I know that mesh colliders are more expensive. If there were a good way to do this with just spheres I would do that, but I really need as close to precise result as I can get for this application.
Pretty sure size of colliders doesn't really matter. So 1 single collider would always be better. The lower resolution the mesh collider, the better, obviously. Try to avoid many vertices near one another, complex bevels and extrusions, very thin enclosed meshes, etc.
Too bad capsules don't have an option for flat tops...
Thanks for the response. It's not really the size of the collider that's the question. It's the number of triangles in the mesh collider. Is it better to have one large mesh collider with many triangles or multiple mesh colliders with fewer triangles?
I've also thought of child capsules but again they don't approximate the shape well enough for the application. It's one of those rare situations where I really need the collider to be very accurate.
Hmmm, tough call, I would think that splitting it up where it logically makes sense might improve performance by allowing for culling to take place. So if one collider is off frame, while another is on frame, there's less to process, potentially. As long as your splitting doesn't add geometry I'd say splitting is better. But this may be worth profiling to be sure, if performance is key and this is a huge part of your performance.
I'd be curious to know the result of such a test, so please post again with results if you end up testing this out!
Considering that it is a procedurally generated mesh, I suggest you to use the mesh collider.
Now, about 1 big vs many small, you should use one big.

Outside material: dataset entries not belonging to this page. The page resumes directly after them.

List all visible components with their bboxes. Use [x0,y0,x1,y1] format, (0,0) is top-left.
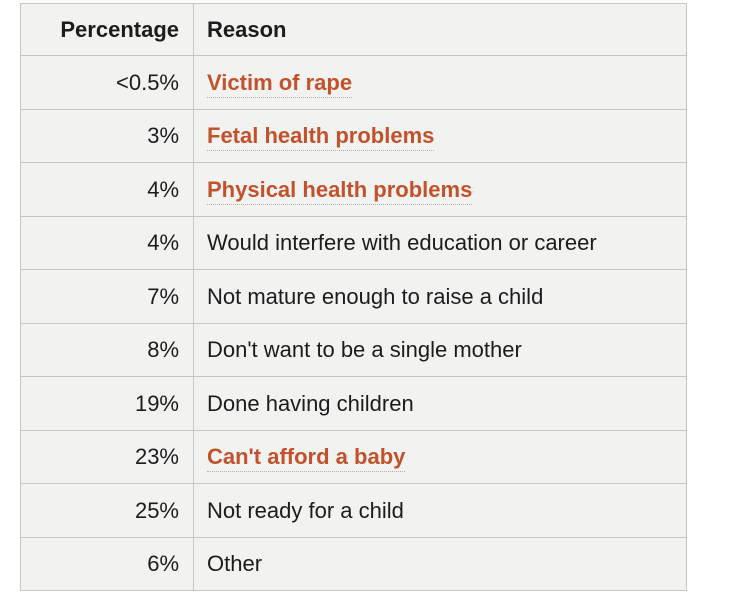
table-row: 19% Done having children [20,376,687,431]
table-body: <0.5% Victim of rape 3% Fetal health pro… [20,55,687,591]
percentage-cell: 4% [20,162,194,217]
percentage-column-header: Percentage [20,3,194,56]
reason-cell: Can't afford a baby [193,429,687,484]
reasons-table: Percentage Reason <0.5% Victim of rape 3… [20,3,687,591]
reason-cell: Other [193,536,687,591]
reason-cell: Fetal health problems [193,108,687,163]
table-row: <0.5% Victim of rape [20,55,687,110]
percentage-cell: 8% [20,322,194,377]
table-row: 8% Don't want to be a single mother [20,322,687,377]
table-row: 6% Other [20,536,687,591]
table-row: 4% Physical health problems [20,162,687,217]
reason-cell: Victim of rape [193,55,687,110]
percentage-cell: 6% [20,536,194,591]
percentage-cell: <0.5% [20,55,194,110]
percentage-cell: 4% [20,215,194,270]
table-row: 4% Would interfere with education or car… [20,215,687,270]
reason-link[interactable]: Fetal health problems [207,123,435,151]
reason-cell: Done having children [193,376,687,431]
table-row: 23% Can't afford a baby [20,429,687,484]
reason-cell: Don't want to be a single mother [193,322,687,377]
percentage-cell: 25% [20,483,194,538]
reason-cell: Would interfere with education or career [193,215,687,270]
reason-cell: Physical health problems [193,162,687,217]
percentage-cell: 7% [20,269,194,324]
reason-cell: Not ready for a child [193,483,687,538]
reason-link[interactable]: Physical health problems [207,176,473,205]
table-row: 7% Not mature enough to raise a child [20,269,687,324]
percentage-cell: 19% [20,376,194,431]
reason-cell: Not mature enough to raise a child [193,269,687,324]
reason-link[interactable]: Victim of rape [207,69,353,98]
reason-column-header: Reason [193,3,687,56]
table-row: 3% Fetal health problems [20,108,687,163]
reason-link[interactable]: Can't afford a baby [207,444,406,472]
percentage-cell: 23% [20,429,194,484]
table-row: 25% Not ready for a child [20,483,687,538]
percentage-cell: 3% [20,108,194,163]
header-row: Percentage Reason [20,3,687,56]
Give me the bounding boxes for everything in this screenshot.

Use many small if you need to do something particular with each segment (exploding for example, but I don't feel you're planning to do that).
About performance, I think the less gameObjects/component you have, the less Unity resources/performance you're using.
I see you're new in the Unity community. Welcome. When someone answer your questions, you should vote and check the good answer.
Thanks for the answer. You are right that I don't plan on doing anything with the individual segments. I also think that more objects is more of a problem than one more complex object, but I don't know which is why I asked the question. It seems like I've getting conflicting answers from people; which is fine. $$anonymous$$ostly I wanted to know if it was clearly one option or the other and so I didn't do something inherently wrong.
I am going to go ahead and write two versions of the same program: one that uses one large mesh as you say and one that breaks the mesh into smaller segments. The total triangles should be the same. I won't have time just now to write the different versions but I'll post my results when the experiment is done.
Thanks for the comments. I plan on writing the two options into code and then testing it out. I'll post the results here.
Answer by camander321 · May 10, 2015 at 03:43 PM
I'm sure you've solved this, and I'm not sure how this would scale to your project, but if performance is a concern, this is what I would do.
Create an invisible mesh that copies just the vertices closest to whatever object will be colliding with the tube. I can't imagine this would be too hard, provided that the distance between rings is known and each ring has the same number of vertices. This will give you accurate collisions, but only worry about relevant vertices
Answer by Sisso · Dec 02, 2013 at 07:02 PM
Personally I think that you must split in objects of avarage size. I don't know how unity3d engine works. But exists many types of otimizations used by physic engines to exclude a object from collision test that didn't apply for large or concave objects.
For example, you can have a AABB (http://en.wikipedia.org/wiki/Bounding_volume) for each game object and put into a octree (http://en.wikipedia.org/wiki/Octree), only objects in the same octree node that collide your AABB you must check for mesh colision. For a large mesh, the AABB will always have contact and you must always check for mesh collision.
But in the end, it is better make what is easy for you and test for perfomance.
To me it is also more logically to split mesh into more smaller pieces because of bounding box optimisation.